Commençons par le premier point.

Le 18 novembre dernier, le 6e Forum sur la paix et la sécurité au Moyen-Orient s'est tenu à Dohuk, ville sous contrôle des Barzani.

Le chef terroriste en Syrie, Mazlum Kobani, recherché par la Turquie avec une notice rouge, a également participé à ce forum en costume-cravate, sous le titre de « commandant en chef des FDS ».

Les États-Unis sont ceux qui ont orchestré la « surprise » Kobani, et Netchirvan Barzani est celui qui l'a mise en œuvre.

Kobani ne s'est pas contenté de participer au forum ; dans son discours, il a appelé à la « reconnaissance de l'administration kurde du Rojava »... Il a réitéré qu'ils ne permettraient pas un retour à une administration centrale en Syrie... Il a également déclaré qu'Erbil (c'est-à-dire les Barzani) et Souleimaniye, c'est-à-dire les Talabani, « soutiennent le Rojava depuis 15 ans ».

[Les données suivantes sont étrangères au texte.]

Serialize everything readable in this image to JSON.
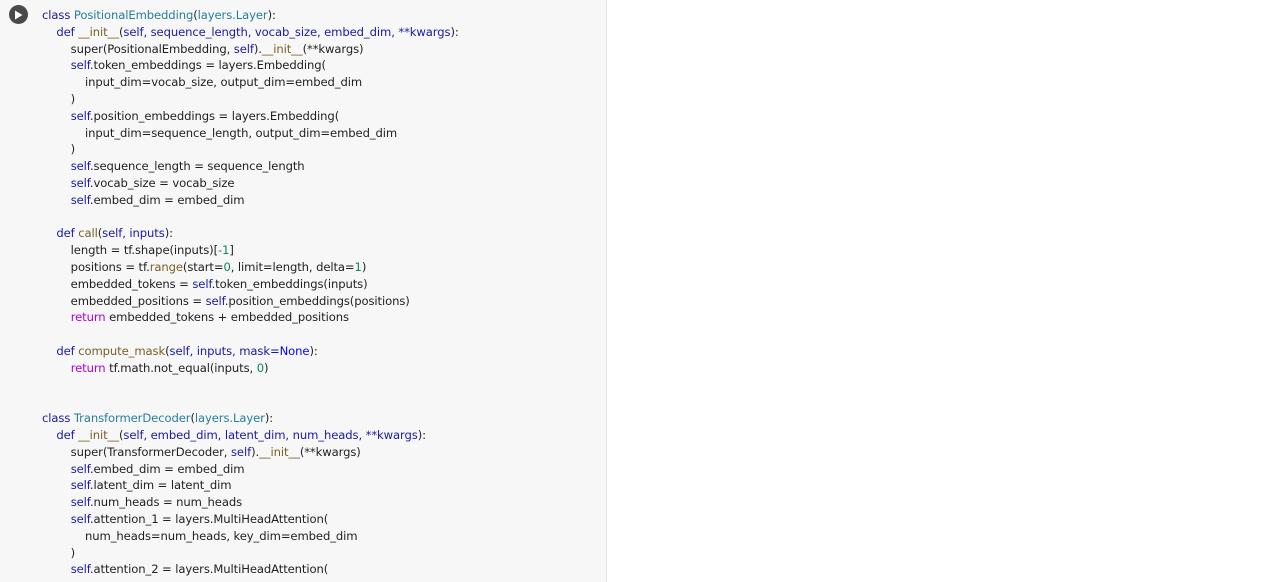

Alors que Netchirvan Barzani, proche ami d'Erdoğan, affirmait qu'un système centralisé en Syrie n'était pas approprié, Massoud Barzani, qui a eu une rencontre « historique » avec Kobani, a souligné l'importance de l'unité entre les FDS et l'ENKS, qui lui est affilié.

Au lieu de réagir en demandant « Que faites-vous, comment avez-vous pu l'inviter ? », Ankara a accueilli Massoud Barzani à Cizre 10 jours plus tard, où il a fait une démonstration avec ses peshmergas en bérets bordeaux, armés d'armes à longue portée et portant l'emblème du « Kurdistan ».

Un autre moment « historique »

Qu'avons-nous vu lors de la 62e Conférence sur la sécurité de Munich, qui a débuté avant-hier en Allemagne ?

Le secrétaire d'État américain Marco Rubio a rencontré le ministre syrien des Affaires étrangères, Cheibani, ainsi que le chef des FDS, Mazlum Kobani, en costume-cravate, accompagné de son adjointe Ilham Ahmed. Heureusement, dans la salle de réunion, il n'y avait pas de chiffon des FDS à côté des drapeaux américain et syrien !..

Alors que les médias gouvernementaux présentaient ce scandale, qui aurait dû choquer Ankara, avec des titres comme « Photo historique à Munich. Un nouveau départ pour la Syrie », ils ont répété que Mazlum Kobani, qu'ils qualifient de « chef », avait renoncé à ses revendications d'autonomie.

D'autres se sont réjouis de cette image. Par exemple, le gouverneur colonial Tom Barrack a déclaré : « Une image vaut mille mots - un nouveau départ. »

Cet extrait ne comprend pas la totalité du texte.